When I first saw the trailer for Captain America: Winter Soldier a few months ago, I thought to myself, “this is unusual from Hollywood.” Captain America is told that building a “better” world sometimes means tearing the old one down. Sounds a bit like a global takeover, doesn’t it? And Captain America decides to stand in the way.

So I was cautiously optimistic about the film. You wouldn’t think Hollywood would want to sell liberty in bulk, but sure enough Captain America: Winter Soldier does.

Here’s our initial review of the film after seeing it at the Alamo Drafthouse in Austin, Texas:

(WARNING: May contain spoilers)

Now, I never saw the first Captain America film but fortunately, that’s not necessary to watch this one. All you really need to know about the last movie is that Captain America, a hero of World War II, was placed in suspended animation until the present. He’s a product of the greatest generation and he cherishes his values which are sadly foreign in this modern world. Fortunately, he doesn’t think that has to be the case and that’s one of the movie’s strongest points.
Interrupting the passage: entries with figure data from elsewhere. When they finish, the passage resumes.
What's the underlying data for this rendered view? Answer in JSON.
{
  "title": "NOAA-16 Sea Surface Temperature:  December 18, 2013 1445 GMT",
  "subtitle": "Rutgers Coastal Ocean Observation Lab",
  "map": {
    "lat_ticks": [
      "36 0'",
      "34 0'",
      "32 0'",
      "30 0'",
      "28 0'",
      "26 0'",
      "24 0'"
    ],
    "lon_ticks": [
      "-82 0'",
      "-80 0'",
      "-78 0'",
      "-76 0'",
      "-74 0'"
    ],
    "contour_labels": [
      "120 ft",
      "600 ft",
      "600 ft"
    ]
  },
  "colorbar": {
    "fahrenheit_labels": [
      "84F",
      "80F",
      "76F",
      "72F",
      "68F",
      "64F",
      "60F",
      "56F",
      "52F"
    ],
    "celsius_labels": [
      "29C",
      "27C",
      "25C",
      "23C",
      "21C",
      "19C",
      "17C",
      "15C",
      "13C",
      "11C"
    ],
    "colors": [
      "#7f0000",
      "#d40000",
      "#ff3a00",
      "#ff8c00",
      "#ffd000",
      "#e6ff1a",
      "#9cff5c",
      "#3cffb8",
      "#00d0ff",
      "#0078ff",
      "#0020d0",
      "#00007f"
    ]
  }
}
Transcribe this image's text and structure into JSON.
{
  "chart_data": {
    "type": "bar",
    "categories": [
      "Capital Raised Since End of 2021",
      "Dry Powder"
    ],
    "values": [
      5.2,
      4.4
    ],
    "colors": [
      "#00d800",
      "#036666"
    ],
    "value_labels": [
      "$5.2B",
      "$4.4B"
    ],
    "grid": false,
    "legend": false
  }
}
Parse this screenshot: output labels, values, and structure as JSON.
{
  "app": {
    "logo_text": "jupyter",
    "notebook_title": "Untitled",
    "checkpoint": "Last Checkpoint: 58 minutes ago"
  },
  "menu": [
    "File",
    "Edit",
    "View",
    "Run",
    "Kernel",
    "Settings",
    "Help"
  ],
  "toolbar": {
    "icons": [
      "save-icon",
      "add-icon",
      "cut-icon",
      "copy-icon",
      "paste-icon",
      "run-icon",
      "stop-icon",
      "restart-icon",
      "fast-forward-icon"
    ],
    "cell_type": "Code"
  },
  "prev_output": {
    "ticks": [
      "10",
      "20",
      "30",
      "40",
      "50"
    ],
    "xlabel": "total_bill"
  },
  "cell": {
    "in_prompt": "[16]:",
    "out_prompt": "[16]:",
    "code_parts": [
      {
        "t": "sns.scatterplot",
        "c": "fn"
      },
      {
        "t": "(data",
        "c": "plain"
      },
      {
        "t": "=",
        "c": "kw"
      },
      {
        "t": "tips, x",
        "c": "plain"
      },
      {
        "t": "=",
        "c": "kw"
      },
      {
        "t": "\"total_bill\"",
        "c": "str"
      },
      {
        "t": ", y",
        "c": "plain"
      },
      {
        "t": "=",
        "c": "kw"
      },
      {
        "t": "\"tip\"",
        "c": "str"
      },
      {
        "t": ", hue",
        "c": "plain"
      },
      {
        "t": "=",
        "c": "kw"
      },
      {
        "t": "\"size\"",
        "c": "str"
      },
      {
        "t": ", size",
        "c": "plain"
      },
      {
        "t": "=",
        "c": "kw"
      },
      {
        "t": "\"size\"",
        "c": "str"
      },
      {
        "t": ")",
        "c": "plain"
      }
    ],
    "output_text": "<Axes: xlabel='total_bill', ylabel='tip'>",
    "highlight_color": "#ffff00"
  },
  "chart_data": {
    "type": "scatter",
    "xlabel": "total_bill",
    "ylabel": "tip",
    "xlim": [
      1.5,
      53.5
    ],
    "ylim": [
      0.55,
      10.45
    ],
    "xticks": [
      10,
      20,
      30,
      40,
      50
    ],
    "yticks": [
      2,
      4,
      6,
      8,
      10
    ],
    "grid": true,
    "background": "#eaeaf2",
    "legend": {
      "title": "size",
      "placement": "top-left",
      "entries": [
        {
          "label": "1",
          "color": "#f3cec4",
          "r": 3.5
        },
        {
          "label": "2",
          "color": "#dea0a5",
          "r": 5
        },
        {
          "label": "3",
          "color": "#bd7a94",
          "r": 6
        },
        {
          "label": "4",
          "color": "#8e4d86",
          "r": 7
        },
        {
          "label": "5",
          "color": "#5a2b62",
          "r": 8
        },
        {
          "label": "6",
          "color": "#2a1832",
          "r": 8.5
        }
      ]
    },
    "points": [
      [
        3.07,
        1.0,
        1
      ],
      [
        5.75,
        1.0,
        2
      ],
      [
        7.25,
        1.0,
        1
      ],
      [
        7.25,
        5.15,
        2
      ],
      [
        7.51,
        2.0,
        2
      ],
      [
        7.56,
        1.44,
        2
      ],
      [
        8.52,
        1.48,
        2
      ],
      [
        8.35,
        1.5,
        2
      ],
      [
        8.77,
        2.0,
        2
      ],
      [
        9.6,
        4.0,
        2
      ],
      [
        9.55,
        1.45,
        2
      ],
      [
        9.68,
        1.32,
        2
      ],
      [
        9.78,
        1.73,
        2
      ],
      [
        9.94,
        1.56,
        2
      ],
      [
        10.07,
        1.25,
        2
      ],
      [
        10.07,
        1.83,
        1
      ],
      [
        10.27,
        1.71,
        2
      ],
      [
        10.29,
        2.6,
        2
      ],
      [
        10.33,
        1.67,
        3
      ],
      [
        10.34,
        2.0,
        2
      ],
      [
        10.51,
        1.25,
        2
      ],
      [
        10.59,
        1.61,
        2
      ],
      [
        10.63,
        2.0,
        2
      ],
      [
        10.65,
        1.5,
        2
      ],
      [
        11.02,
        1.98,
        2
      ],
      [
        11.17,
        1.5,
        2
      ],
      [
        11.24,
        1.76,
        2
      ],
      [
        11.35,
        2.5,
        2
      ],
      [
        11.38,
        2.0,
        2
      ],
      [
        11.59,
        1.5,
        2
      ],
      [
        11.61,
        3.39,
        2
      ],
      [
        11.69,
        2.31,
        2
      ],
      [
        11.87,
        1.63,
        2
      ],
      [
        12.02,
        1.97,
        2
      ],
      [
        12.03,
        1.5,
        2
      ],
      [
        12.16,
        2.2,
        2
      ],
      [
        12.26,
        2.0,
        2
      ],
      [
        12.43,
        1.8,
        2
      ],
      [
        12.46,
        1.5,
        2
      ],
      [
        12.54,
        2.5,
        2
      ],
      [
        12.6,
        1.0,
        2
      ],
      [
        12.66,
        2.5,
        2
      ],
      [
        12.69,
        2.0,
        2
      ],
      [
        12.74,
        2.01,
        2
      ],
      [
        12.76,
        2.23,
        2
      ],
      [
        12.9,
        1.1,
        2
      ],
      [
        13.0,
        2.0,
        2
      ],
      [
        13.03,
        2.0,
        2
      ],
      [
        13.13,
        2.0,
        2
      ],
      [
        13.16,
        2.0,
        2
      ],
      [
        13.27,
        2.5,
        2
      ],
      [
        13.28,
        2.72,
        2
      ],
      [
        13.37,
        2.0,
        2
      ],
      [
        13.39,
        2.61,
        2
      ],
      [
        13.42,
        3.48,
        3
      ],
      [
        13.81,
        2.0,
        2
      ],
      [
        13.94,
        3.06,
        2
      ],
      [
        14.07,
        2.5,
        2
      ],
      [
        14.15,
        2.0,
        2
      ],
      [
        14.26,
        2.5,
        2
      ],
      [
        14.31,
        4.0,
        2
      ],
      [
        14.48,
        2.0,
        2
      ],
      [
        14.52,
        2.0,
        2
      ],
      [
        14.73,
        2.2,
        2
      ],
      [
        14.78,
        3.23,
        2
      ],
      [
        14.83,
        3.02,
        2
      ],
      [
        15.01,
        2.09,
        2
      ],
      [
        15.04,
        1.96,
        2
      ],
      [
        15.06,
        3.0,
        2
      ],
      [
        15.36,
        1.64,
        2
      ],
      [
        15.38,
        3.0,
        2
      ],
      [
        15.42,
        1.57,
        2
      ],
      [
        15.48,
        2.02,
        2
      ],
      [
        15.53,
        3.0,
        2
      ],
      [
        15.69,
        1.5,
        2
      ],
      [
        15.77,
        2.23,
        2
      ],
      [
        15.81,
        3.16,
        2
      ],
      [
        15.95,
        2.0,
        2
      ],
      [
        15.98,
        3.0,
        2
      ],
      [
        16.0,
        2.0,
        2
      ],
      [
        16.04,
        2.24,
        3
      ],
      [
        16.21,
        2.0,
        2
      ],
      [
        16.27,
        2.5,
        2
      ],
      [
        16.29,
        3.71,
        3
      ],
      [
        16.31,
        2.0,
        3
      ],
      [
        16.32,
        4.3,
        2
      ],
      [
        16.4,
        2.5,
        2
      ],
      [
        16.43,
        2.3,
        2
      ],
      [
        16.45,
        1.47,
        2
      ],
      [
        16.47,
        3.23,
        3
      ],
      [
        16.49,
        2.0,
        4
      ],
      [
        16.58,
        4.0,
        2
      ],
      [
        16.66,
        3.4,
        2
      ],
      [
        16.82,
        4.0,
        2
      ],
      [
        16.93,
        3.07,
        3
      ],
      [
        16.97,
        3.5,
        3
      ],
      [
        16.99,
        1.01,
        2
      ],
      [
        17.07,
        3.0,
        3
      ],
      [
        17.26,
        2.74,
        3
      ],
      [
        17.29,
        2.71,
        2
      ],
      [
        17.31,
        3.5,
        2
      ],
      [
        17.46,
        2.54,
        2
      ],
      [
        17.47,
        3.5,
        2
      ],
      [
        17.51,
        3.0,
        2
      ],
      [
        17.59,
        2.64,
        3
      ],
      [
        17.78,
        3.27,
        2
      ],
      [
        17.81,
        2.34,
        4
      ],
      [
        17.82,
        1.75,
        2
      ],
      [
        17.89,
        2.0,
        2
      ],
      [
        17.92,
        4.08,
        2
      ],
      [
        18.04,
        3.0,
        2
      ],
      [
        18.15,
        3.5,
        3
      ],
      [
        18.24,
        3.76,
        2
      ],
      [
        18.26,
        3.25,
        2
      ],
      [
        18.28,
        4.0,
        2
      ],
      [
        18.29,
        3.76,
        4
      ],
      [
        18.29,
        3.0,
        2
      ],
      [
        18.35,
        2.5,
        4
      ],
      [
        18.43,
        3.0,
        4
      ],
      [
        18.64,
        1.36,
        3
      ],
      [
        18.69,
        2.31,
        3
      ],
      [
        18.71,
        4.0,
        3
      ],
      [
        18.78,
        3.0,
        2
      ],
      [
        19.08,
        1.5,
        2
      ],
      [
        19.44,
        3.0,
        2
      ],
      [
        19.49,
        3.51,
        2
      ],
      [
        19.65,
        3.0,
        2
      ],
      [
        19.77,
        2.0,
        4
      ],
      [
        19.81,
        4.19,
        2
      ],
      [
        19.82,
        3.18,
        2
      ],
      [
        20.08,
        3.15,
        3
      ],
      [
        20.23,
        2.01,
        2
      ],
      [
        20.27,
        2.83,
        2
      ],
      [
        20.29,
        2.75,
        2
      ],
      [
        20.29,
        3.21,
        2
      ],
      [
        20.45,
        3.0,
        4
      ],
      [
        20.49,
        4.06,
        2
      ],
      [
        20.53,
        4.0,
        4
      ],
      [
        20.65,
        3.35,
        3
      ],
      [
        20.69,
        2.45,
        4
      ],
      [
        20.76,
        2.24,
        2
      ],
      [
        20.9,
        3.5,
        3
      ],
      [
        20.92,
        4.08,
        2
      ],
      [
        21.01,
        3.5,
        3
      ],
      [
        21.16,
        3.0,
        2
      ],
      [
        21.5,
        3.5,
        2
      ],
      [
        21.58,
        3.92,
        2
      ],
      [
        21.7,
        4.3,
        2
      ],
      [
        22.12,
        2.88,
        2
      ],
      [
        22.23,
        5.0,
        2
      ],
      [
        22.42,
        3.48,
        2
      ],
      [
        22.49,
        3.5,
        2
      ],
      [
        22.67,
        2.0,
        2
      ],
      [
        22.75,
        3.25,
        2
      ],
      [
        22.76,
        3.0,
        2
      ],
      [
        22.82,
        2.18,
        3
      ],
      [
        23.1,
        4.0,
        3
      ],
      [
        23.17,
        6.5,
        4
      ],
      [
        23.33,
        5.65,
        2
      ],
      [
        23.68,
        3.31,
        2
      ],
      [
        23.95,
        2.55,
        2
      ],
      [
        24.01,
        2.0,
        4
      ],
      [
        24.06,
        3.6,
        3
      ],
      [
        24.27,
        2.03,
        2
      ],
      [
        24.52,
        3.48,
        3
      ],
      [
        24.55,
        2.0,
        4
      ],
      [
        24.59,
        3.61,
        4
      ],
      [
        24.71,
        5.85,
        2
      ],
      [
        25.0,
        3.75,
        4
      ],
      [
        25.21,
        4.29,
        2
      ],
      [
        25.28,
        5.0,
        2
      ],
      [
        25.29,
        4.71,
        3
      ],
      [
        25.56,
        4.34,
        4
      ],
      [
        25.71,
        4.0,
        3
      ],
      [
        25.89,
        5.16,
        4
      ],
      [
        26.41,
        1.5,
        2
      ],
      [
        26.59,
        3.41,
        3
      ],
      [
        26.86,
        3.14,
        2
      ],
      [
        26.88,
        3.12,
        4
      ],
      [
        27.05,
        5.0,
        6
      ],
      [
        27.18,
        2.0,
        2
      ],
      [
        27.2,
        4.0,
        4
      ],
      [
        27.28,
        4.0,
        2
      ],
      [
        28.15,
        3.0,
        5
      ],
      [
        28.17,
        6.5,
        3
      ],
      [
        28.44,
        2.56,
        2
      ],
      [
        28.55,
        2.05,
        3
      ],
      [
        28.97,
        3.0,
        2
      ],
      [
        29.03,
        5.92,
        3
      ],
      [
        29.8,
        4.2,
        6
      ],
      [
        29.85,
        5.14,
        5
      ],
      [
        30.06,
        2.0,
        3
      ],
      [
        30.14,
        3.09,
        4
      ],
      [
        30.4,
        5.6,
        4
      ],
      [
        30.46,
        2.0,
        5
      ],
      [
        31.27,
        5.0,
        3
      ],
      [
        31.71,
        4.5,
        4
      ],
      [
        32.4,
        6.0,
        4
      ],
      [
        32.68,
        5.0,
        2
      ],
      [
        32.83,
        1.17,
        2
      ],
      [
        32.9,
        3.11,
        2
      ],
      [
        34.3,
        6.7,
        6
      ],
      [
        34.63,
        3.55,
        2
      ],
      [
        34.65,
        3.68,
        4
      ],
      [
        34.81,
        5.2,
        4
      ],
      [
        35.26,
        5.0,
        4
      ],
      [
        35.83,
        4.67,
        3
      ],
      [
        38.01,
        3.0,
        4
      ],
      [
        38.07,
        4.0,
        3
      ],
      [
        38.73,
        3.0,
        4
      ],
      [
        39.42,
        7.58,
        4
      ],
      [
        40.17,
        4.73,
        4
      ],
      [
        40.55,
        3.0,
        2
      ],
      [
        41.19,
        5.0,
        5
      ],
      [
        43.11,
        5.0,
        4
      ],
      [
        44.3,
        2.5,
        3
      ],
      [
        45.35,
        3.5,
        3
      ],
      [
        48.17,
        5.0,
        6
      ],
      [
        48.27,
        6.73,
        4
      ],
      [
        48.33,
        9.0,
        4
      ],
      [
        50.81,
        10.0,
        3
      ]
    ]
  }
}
In many ways Captain America is a personification of national sovereignty and the Constitution. He uses a shield in combat which also represents a shield protecting Americans and their liberties. And Captain America fights intellectually as well as physically, a key point that the trailer made. He believes in due process, not eliminating “threats” before they become threats to the state.

So naturally this puts the Captain in conflict against the film’s antagonists, neoconservatives who believe in creating “order” out of artificial chaos through fear and control. They want Americans to willingly trade in their liberties for “security.”

Gee, sounds a lot like real life, doesn’t it? Looks the screenwriters studied white papers from the Project for the New American Century when writing this film. There’s also a great reference in the movie to Total Information Awareness, the ambitious surveillance program that sought to analyze every American’s personal records in order to develop a “risk profile” on each person.

Hollywood’s honesty here is refreshing.

The movie also tackles other key aspects, such as information control, centralized planning, trans-humanism, compartmentalization and even brainwashing. Captain America: Winter Soldier points out the fallacies in all of these, making the film seem very anti-propaganda compared to other recent Hollywood productions.

The movie is great for showing your friends and family a frame of reference to what’s going on both domestically and geopolitically in the world today.

Captain America: Winter Soldier is a story about what all of us should inspire to be: superheros who will defend our basic liberties which bring us prosperity rather than the poverty resulting from totalitarian regimes.

I give Captain America: Winter Soldier 4.5/5.